Pay Attention to Non-Verbal Cues (Yours and Theirs)
Your loved-one’s nonverbal cues can give you insight into how to respond most appropriately. If your loved one is clearly agitated or upset when they ask a question, a gentle, comforting touch and a pause before you respond can often bring them back to a comforted state. If the questioner is smiling and seems wistful, a knowing smile back can make them feel validated even if they aren’t making much sense. Your loved one will remember your own non-verbal cues better than your words.
When Honesty is NOT the Best Policy
Most experts agree that when someone with memory loss asks a question where the answer could cause distress, honest answers may not be the way to go. If your loved one asks when their spouse will arrive, and you respond that their spouse is dead, they can experience the pain of loss as if it had just happened. Often these kinds of questions come up repeatedly and so the pain of hearing the truth is frequent. If telling a lie is uncomfortable to you, try skirting the issue instead. “Dad isn’t coming today, mom,” may be all that needs to be said.
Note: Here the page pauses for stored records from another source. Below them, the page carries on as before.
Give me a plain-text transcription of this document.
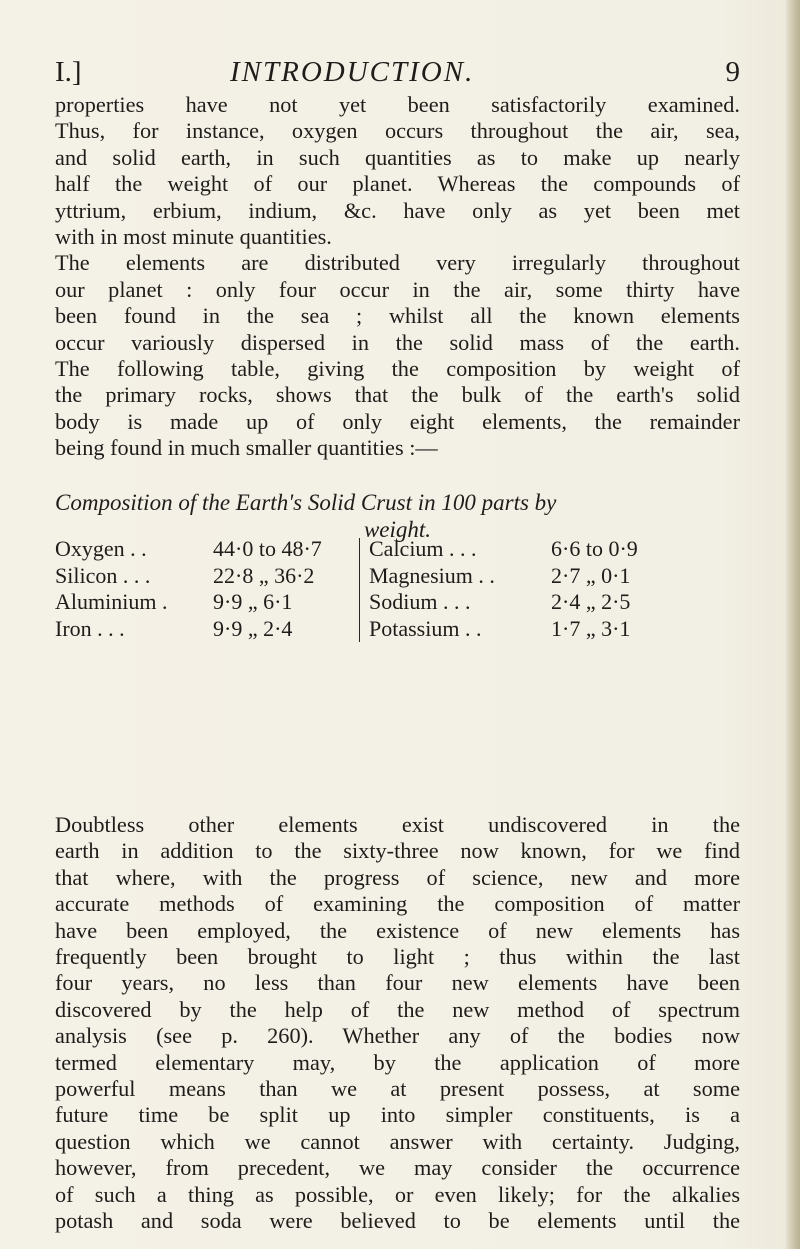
I.]	INTRODUCTION.	9
properties have not yet been satisfactorily examined.
Thus, for instance, oxygen occurs throughout the air, sea,
and solid earth, in such quantities as to make up nearly
half the weight of our planet. Whereas the compounds of
yttrium, erbium, indium, &c. have only as yet been met
with in most minute quantities.
The elements are distributed very irregularly throughout
our planet : only four occur in the air, some thirty have
been found in the sea ; whilst all the known elements
occur variously dispersed in the solid mass of the earth.
The following table, giving the composition by weight of
the primary rocks, shows that the bulk of the earth's solid
body is made up of only eight elements, the remainder
being found in much smaller quantities :—
Composition of the Earth's Solid Crust in 100 parts by
weight.
Oxygen . .
Silicon . . .
Aluminium .
Iron . . .
44·0 to 48·7
22·8 „ 36·2
9·9 „ 6·1
9·9 „ 2·4
Calcium . . .
Magnesium . .
Sodium . . .
Potassium . .
6·6 to 0·9
2·7 „ 0·1
2·4 „ 2·5
1·7 „ 3·1
Doubtless other elements exist undiscovered in the
earth in addition to the sixty-three now known, for we find
that where, with the progress of science, new and more
accurate methods of examining the composition of matter
have been employed, the existence of new elements has
frequently been brought to light ; thus within the last
four years, no less than four new elements have been
discovered by the help of the new method of spectrum
analysis (see p. 260). Whether any of the bodies now
termed elementary may, by the application of more
powerful means than we at present possess, at some
future time be split up into simpler constituents, is a
question which we cannot answer with certainty. Judging,
however, from precedent, we may consider the occurrence
of such a thing as possible, or even likely; for the alkalies
potash and soda were believed to be elements until the
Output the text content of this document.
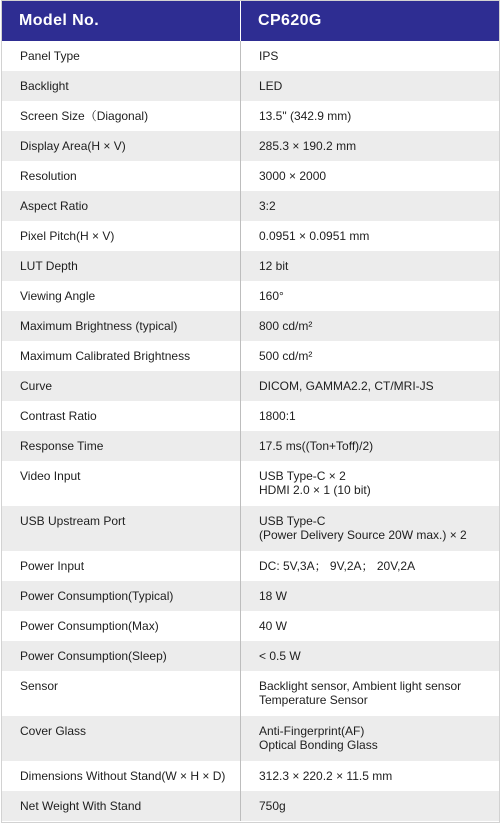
Model No.	CP620G
Panel Type	IPS
Backlight	LED
Screen Size（Diagonal)	13.5" (342.9 mm)
Display Area(H × V)	285.3 × 190.2 mm
Resolution	3000 × 2000
Aspect Ratio	3:2
Pixel Pitch(H × V)	0.0951 × 0.0951 mm
LUT Depth	12 bit
Viewing Angle	160°
Maximum Brightness (typical)	800 cd/m²
Maximum Calibrated Brightness	500 cd/m²
Curve	DICOM, GAMMA2.2, CT/MRI-JS
Contrast Ratio	1800:1
Response Time	17.5 ms((Ton+Toff)/2)
Video Input	USB Type-C × 2
HDMI 2.0 × 1 (10 bit)
USB Upstream Port	USB Type-C
(Power Delivery Source 20W max.) × 2
Power Input	DC: 5V,3A； 9V,2A； 20V,2A
Power Consumption(Typical)	18 W
Power Consumption(Max)	40 W
Power Consumption(Sleep)	< 0.5 W
Sensor	Backlight sensor, Ambient light sensor
Temperature Sensor
Cover Glass	Anti-Fingerprint(AF)
Optical Bonding Glass
Dimensions Without Stand(W × H × D)	312.3 × 220.2 × 11.5 mm
Net Weight With Stand	750g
Experiment with Different Kinds of Responses
Since everyone’s personality is different, and everyone’s memory loss experience is different, you may need to try different tactics to see which one works best for your loved one. Changing the subject outright might be annoying or insulting to one person and a perfect solution for another.
The most important thing to do when confronted with difficult and awkward questions from your loved one with dementia is to remain calm and show empathy.